= Manuel de la Cruz González =

Costa Rican painter (1909–1986)

Manuel de la Cruz González Luján (April 16, 1909 — September 22, 1986) was a Costa Rican painter and sculpture, primarily known for his abstract paintings. One of the first artists to introduce contemporary art to Costa Rica, González received the Aquileo J. Echeverría National Prize for painting in 1963 and the Magón National Prize for Culture, the highest cultural honor in Costa Rica, in 1981.

== Biography ==
Manuel de la Cruz González was born in San José, Costa Rica, in 1909. He was self-educated as an artist.
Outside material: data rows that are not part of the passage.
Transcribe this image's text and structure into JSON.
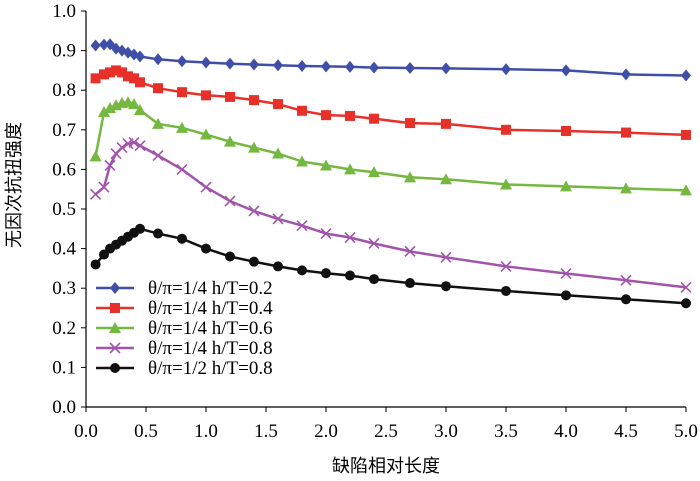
{
  "chart_data": {
    "type": "line",
    "xlabel": "缺陷相对长度",
    "ylabel": "无因次抗扭强度",
    "xlim": [
      0,
      5
    ],
    "ylim": [
      0,
      1
    ],
    "xticks": [
      "0.0",
      "0.5",
      "1.0",
      "1.5",
      "2.0",
      "2.5",
      "3.0",
      "3.5",
      "4.0",
      "4.5",
      "5.0"
    ],
    "yticks": [
      "0.0",
      "0.1",
      "0.2",
      "0.3",
      "0.4",
      "0.5",
      "0.6",
      "0.7",
      "0.8",
      "0.9",
      "1.0"
    ],
    "grid": false,
    "legend_position": "lower-left",
    "series": [
      {
        "name": "θ/π=1/4  h/T=0.2",
        "color": "#3f4fa8",
        "marker": "diamond",
        "x": [
          0.08,
          0.15,
          0.2,
          0.25,
          0.3,
          0.35,
          0.4,
          0.45,
          0.6,
          0.8,
          1.0,
          1.2,
          1.4,
          1.6,
          1.8,
          2.0,
          2.2,
          2.4,
          2.7,
          3.0,
          3.5,
          4.0,
          4.5,
          5.0
        ],
        "values": [
          0.913,
          0.915,
          0.916,
          0.905,
          0.9,
          0.895,
          0.89,
          0.885,
          0.878,
          0.873,
          0.87,
          0.867,
          0.865,
          0.863,
          0.861,
          0.86,
          0.859,
          0.857,
          0.856,
          0.855,
          0.853,
          0.85,
          0.84,
          0.837
        ]
      },
      {
        "name": "θ/π=1/4  h/T=0.4",
        "color": "#e8302a",
        "marker": "square",
        "x": [
          0.08,
          0.15,
          0.2,
          0.25,
          0.3,
          0.35,
          0.4,
          0.45,
          0.6,
          0.8,
          1.0,
          1.2,
          1.4,
          1.6,
          1.8,
          2.0,
          2.2,
          2.4,
          2.7,
          3.0,
          3.5,
          4.0,
          4.5,
          5.0
        ],
        "values": [
          0.83,
          0.84,
          0.845,
          0.85,
          0.845,
          0.835,
          0.83,
          0.82,
          0.805,
          0.795,
          0.787,
          0.783,
          0.775,
          0.765,
          0.748,
          0.737,
          0.735,
          0.728,
          0.717,
          0.715,
          0.7,
          0.697,
          0.693,
          0.687
        ]
      },
      {
        "name": "θ/π=1/4  h/T=0.6",
        "color": "#74b840",
        "marker": "triangle",
        "x": [
          0.08,
          0.15,
          0.2,
          0.25,
          0.3,
          0.35,
          0.4,
          0.45,
          0.6,
          0.8,
          1.0,
          1.2,
          1.4,
          1.6,
          1.8,
          2.0,
          2.2,
          2.4,
          2.7,
          3.0,
          3.5,
          4.0,
          4.5,
          5.0
        ],
        "values": [
          0.633,
          0.745,
          0.755,
          0.762,
          0.768,
          0.77,
          0.765,
          0.75,
          0.715,
          0.705,
          0.688,
          0.67,
          0.655,
          0.64,
          0.62,
          0.61,
          0.6,
          0.593,
          0.58,
          0.575,
          0.562,
          0.557,
          0.552,
          0.547
        ]
      },
      {
        "name": "θ/π=1/4  h/T=0.8",
        "color": "#a155aa",
        "marker": "x",
        "x": [
          0.08,
          0.15,
          0.2,
          0.25,
          0.3,
          0.35,
          0.4,
          0.45,
          0.6,
          0.8,
          1.0,
          1.2,
          1.4,
          1.6,
          1.8,
          2.0,
          2.2,
          2.4,
          2.7,
          3.0,
          3.5,
          4.0,
          4.5,
          5.0
        ],
        "values": [
          0.537,
          0.555,
          0.61,
          0.64,
          0.655,
          0.665,
          0.668,
          0.66,
          0.635,
          0.6,
          0.555,
          0.52,
          0.495,
          0.475,
          0.458,
          0.438,
          0.428,
          0.413,
          0.393,
          0.378,
          0.355,
          0.337,
          0.32,
          0.302
        ]
      },
      {
        "name": "θ/π=1/2  h/T=0.8",
        "color": "#111111",
        "marker": "circle",
        "x": [
          0.08,
          0.15,
          0.2,
          0.25,
          0.3,
          0.35,
          0.4,
          0.45,
          0.6,
          0.8,
          1.0,
          1.2,
          1.4,
          1.6,
          1.8,
          2.0,
          2.2,
          2.4,
          2.7,
          3.0,
          3.5,
          4.0,
          4.5,
          5.0
        ],
        "values": [
          0.36,
          0.385,
          0.4,
          0.41,
          0.42,
          0.43,
          0.44,
          0.45,
          0.438,
          0.425,
          0.4,
          0.38,
          0.367,
          0.355,
          0.345,
          0.338,
          0.332,
          0.323,
          0.313,
          0.305,
          0.293,
          0.282,
          0.272,
          0.262
        ]
      }
    ]
  }
}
From 1928 to 1937, he participated in fine arts exhibitions hosted by the newspaper Diario de Costa Rica at the National Theatre. Beginning in 1934, he was an active participant in the Círculo de Amigos del Arte, a large guild of artists and intellectuals sponsored by the painters Teodorico Quirós and Max Jiménez, which brought together noted members of the country's artistic elite of that period, such as Francisco Amighetti, Francisco Zúñiga, and Juan Manuel Sánchez Barrantes.
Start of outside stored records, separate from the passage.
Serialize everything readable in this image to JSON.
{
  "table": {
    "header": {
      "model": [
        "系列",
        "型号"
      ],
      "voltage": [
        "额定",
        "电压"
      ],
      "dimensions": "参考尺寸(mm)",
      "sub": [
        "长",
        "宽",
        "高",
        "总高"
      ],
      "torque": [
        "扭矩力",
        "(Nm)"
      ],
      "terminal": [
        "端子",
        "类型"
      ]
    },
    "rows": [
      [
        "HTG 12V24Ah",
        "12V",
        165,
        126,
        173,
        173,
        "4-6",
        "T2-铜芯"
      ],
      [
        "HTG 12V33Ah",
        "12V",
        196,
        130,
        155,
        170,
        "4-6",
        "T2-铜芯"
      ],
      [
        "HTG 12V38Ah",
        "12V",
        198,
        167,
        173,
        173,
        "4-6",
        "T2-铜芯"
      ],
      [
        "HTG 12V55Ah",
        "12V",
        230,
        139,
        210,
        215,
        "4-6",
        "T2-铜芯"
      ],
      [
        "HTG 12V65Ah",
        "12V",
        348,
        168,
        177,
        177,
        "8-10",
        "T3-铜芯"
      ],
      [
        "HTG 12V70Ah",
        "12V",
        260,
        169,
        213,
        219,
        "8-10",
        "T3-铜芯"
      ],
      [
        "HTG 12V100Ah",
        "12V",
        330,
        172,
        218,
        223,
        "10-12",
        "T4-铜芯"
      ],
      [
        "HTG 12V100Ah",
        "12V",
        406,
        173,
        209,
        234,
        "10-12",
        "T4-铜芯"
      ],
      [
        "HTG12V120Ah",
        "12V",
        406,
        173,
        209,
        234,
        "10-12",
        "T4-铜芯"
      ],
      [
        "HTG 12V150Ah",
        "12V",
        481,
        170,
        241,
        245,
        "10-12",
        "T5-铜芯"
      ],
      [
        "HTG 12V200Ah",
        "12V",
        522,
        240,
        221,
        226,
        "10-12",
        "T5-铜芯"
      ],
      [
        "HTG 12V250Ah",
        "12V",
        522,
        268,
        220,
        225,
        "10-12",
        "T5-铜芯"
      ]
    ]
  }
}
Between 1946 and 1947, González founded the Grupo Experimental, a theater group made up of students and professors at the University of Costa Rica. González also worked as a professor at the university's School of Fine Arts.

Forced to leave the country for political reasons in 1948, he traveled to Cuba and Venezuela, where he encountered contemporary artistic trends and a more global environment. He met internationally known artists, such as Jesús Rafael Soto, Lía Bermúdez, and Alejandro Otero, and taught at the Centro de Bellas Artes in Maracaibo, Venezuela, before returning to Costa Rica in 1958.

In 1961, González was one of the founders of Grupo Ocho, which brought together five other painters (Felo García, Harold Fonseca, Luis Daell, César Valverde Vega, and Guillermo Jiménez Sáenz) and two sculptors (Néstor Zeledón Guzmán and Hernán González Gutiérrez). The majority of the group's members had developed their craft abroad, bringing back what they had learned and fundamentally reshaping the Costa Rican art movement by introducing abstract art. Two years later, González was awarded the Aquileo J. Echeverría National Prize for painting.

As Grupo Ocho disbanded, alongside Carlos Moya, Rafael Ángel Fernández Piedra, and Claudio Carazo, González founded Grupo Taller, another artists' group that would grow to include Teresita Porras, Sonia Romero Carmona, Floria Pinto, and others. These artists, led by González, participated in multiple exhibitions both in Costa Rica and abroad.

During the first Bienal Centroamericana de Pintura in 1971, González exhibited his abstract paintings, bringing the Costa Rican public into contact with contemporary art for the first time. From 1972 to 1973, he taught at the University of Costa Rica's School of Architecture. In 1981, he was awarded the Magón National Prize for Culture, the highest honor given by the Costa Rican Ministry of Culture and Youth.

Between 1935 and 1986, González's work was exhibited in a great number of group and solo shows in Costa Rica, Cuba, Venezuela, and the United States. He died in San José in 1986, at age 77. A gallery at the Museo Dr. Rafael Ángel Calderón Guardia was named in his honor.